Databricks advanced pre-IPO milestones with a major late-2025 funding round while maintaining a 2026 target, likely shifting toward H2.[13][14]
- In December 2025, it closed a >$4 billion Series L at a $134 billion valuation, reaching $4.8+ billion ARR (55%+ YoY growth), positive trailing 12-month free cash flow, and >$1 billion run rates each in AI products and data warehousing.[13]
- As of April–May 2026, no public S-1 had been filed, with analysts projecting an H2 2026 window; CEO Ali Ghodsi indicated a 2026 listing remains possible but unconfirmed.[13][15]
Databricks illustrates how data/AI platform companies can use large growth rounds and profitability signals to build IPO readiness. Rivals in enterprise AI infrastructure should track similar ARR thresholds and cash-flow milestones as leading indicators.
Scale AI has shown no recent IPO signals, instead navigating post-Meta strategic shifts and private-market activity amid customer and operational adjustments.[16][17]
- Meta’s June 2025 $14.3 billion investment for a 49% stake (valuing Scale at ~$29 billion) and related leadership moves preceded 2025 revenue growth to ~$870 million (160% YoY) and >$1 billion in new 2025 bookings.[17]
- Developments include layoffs (14% workforce in July 2025), a pivot to Physical AI/robotics data (e.g., Universal Robots partnership), and some client churn concerns (e.g., Google exploring alternatives).[17]
- Private shares continued trading into mid-2026 with no IPO announcements or filings reported.[18]
This path underscores risks of major strategic investments (e.g., customer conflicts) that can delay or deter public listings, favoring data-labeling specialists who maintain broad enterprise relationships or diversify into emerging areas like robotics.
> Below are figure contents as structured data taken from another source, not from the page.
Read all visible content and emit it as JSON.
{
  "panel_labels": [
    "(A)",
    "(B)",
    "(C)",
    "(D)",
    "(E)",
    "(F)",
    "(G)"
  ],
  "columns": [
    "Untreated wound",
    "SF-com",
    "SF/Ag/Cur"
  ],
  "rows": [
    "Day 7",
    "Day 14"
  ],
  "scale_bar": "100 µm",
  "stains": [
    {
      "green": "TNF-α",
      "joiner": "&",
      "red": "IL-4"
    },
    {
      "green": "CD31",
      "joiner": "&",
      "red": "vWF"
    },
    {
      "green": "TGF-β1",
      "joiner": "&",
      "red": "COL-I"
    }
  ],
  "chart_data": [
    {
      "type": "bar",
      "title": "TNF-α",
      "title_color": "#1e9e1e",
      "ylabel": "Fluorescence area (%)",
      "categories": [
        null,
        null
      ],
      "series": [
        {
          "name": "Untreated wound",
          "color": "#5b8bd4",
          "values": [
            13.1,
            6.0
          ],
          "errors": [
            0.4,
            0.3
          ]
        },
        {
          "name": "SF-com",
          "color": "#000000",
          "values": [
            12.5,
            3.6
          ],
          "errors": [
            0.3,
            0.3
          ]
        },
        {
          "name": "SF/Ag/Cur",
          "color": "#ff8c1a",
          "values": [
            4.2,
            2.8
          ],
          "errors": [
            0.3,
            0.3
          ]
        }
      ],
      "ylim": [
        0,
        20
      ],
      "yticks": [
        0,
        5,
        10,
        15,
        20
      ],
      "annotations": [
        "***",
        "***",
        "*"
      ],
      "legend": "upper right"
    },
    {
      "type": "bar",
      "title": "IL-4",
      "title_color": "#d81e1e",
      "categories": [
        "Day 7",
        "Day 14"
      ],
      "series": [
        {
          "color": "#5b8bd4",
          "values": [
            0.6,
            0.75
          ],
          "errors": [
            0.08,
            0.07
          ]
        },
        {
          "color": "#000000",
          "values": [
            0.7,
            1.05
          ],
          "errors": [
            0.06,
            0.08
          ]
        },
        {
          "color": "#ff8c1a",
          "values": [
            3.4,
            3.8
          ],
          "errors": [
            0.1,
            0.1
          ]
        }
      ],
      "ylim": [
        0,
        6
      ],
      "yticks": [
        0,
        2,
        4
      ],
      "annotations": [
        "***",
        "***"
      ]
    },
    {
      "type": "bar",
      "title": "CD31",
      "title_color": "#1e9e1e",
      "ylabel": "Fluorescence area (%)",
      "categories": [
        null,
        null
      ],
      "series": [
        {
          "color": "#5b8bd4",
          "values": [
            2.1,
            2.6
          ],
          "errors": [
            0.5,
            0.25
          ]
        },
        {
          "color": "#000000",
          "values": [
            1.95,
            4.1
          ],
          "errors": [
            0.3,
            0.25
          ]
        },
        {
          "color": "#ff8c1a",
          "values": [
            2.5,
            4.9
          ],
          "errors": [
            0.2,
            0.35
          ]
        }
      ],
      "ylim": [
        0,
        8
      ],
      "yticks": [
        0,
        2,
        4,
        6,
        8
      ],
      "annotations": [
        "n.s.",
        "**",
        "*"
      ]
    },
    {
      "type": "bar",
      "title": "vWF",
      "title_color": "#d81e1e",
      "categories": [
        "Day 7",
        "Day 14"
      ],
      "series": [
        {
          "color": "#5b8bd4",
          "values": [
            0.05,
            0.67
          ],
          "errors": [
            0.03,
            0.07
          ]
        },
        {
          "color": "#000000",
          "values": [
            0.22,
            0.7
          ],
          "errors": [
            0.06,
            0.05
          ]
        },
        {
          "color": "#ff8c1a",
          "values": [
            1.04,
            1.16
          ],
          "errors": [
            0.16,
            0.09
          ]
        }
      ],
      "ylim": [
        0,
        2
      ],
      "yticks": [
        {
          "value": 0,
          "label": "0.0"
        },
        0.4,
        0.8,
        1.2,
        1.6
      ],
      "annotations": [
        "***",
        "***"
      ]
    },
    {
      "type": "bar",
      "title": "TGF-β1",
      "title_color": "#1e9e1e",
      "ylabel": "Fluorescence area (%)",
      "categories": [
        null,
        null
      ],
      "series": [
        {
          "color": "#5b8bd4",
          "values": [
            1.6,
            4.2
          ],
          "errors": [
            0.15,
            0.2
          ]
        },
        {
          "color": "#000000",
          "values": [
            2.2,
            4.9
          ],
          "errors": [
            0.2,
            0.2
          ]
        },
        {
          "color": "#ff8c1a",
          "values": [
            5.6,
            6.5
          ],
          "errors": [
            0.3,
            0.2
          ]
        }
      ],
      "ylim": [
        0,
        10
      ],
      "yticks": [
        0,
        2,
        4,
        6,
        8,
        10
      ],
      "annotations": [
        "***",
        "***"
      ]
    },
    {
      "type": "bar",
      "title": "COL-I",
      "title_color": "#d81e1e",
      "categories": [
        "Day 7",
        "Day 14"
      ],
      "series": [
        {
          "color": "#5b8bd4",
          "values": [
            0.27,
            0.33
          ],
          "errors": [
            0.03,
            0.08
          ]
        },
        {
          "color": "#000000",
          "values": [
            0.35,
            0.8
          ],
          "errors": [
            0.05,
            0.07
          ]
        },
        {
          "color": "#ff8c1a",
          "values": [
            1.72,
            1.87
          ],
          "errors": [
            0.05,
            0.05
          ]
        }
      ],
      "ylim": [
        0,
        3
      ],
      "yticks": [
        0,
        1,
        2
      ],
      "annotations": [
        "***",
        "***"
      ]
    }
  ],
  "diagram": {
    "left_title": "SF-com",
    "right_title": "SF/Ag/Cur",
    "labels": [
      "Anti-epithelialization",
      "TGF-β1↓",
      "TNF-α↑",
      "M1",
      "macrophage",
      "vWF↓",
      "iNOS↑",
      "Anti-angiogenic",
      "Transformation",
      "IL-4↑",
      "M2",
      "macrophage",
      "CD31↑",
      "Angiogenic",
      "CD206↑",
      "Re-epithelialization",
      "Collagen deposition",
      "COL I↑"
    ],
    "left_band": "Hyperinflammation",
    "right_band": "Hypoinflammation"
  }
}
Overall 2025–2026 AI IPO reception has been positive for infrastructure plays like CoreWeave while hype-driven valuations dominate lab discussions, with methodologies centering on revenue run rates, growth trajectories, and AI-specific moats rather than traditional profitability.[19][20]
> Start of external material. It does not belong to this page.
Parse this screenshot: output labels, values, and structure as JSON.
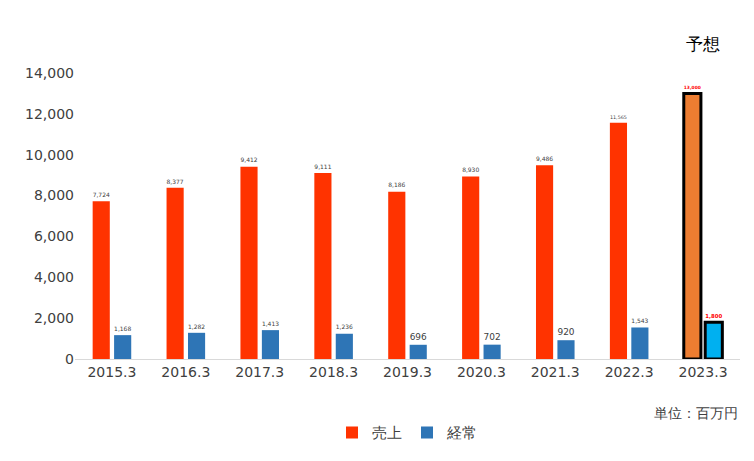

- CoreWeave’s 200%+ post-IPO gains contrast with broader caution around unprofitable high-valuation stories; upcoming names (OpenAI, Anthropic, SpaceX) target $1T+ levels based on rapid ARR expansion.[1][20]
- PitchBook and other analyses note the market has rewarded narrative strength amid limited visibility into fundamentals for many AI entities.[19]
- The 2026 pipeline (including confidential filings by OpenAI and Anthropic in May–June) could set records for proceeds if market conditions hold.[20]
For new entrants or competitors, success hinges on demonstrating differentiated AI workloads or data advantages early, preparing for compressed timelines, and aligning valuations with verifiable growth metrics rather than pure hype. Additional earnings data or S-1 details would further refine these trends.